Caspian glances at me. "Suppresses magic. Gradually. Anyone inside who relies on active casting starts to lose access. It takes hours for the full effect, but the suppression compounds. By midday, the stronger practitioners will start feeling it. By tonight, anyone without a passive ability will be functionally without power."

"Sage's magic is already unstable," I say.

"I know."

Ryder turns to look at the barrier, and his whole body has gone into that particular stillness that I now recognize as controlled fury rather than calm. "What breaks it?"

"The anchor point," Caspian says. "Old wards like this run on a physical anchor. Find it, destroy it, the barrier collapses."
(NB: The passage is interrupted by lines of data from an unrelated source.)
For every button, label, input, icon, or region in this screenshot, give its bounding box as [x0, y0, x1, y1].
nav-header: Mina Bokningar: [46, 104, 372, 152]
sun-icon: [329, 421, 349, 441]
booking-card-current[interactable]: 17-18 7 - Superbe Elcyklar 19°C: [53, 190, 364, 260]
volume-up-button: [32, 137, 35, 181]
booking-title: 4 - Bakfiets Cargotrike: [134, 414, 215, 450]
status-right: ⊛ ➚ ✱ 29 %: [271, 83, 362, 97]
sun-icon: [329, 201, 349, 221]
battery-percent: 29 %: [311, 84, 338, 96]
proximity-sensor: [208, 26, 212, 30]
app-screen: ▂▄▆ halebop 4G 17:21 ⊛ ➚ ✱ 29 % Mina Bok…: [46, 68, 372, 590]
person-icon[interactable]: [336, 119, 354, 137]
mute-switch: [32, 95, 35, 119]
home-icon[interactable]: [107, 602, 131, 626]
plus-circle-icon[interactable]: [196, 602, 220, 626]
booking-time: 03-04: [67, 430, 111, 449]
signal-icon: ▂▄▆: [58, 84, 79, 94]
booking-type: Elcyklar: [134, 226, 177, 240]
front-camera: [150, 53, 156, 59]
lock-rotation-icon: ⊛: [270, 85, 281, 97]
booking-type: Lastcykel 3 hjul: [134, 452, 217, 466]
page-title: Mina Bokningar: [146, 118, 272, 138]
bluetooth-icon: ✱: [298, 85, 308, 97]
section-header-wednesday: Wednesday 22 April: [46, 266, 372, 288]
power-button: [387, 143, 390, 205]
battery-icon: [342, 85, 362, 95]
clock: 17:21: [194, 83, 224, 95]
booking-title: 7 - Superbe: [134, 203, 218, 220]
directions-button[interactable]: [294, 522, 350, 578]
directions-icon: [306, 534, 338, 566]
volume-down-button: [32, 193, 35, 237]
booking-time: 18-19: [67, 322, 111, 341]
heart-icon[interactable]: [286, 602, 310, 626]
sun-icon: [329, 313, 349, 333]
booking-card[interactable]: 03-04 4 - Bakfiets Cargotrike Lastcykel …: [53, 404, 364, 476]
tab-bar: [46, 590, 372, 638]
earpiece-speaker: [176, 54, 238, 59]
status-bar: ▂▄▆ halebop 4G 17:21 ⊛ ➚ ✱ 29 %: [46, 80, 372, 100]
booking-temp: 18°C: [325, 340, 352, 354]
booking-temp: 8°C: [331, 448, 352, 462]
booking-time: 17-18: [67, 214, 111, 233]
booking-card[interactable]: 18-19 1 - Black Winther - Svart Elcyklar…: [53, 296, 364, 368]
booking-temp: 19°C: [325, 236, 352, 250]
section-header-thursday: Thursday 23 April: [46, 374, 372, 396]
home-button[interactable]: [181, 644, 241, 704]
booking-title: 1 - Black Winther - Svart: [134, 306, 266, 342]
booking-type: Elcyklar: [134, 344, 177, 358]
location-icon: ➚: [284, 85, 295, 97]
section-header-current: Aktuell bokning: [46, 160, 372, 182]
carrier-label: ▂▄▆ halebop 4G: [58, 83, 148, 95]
"And the anchor is inside the walls," Thane says.

"Almost certainly."

I study the shimmer around the outer wall. My arm is throbbing under the bandage and I'm exhausted in the specific way that follows an adrenaline crash, and there are three hundred people sealed inside that barrier and Sage is one of them and the Headmaster put them there.

"There's a way through," I say. It's not a question.

Caspian watches me for a moment. "You absorbed quarry-level power last night through an anchor stone. If you can access what's left of that charge, you might be able to push through the containment barrier at its weakest point without triggering the alarm sequence."

"Might," Ryder says.

"Might," Caspian agrees. "Old wards weren't designed to account for a null who absorbs magic. The containment is calibrated to stop active casting. You don't cast."

"I absorb," I say.

"You absorb."

Ryder's jaw tightens. He's doing the calculation I can see him running, the risk assessment and the alternative options and the conclusion he doesn't want to reach.

"There's no alternative option," I tell him.

"I know," he says. "I'm not arguing with you."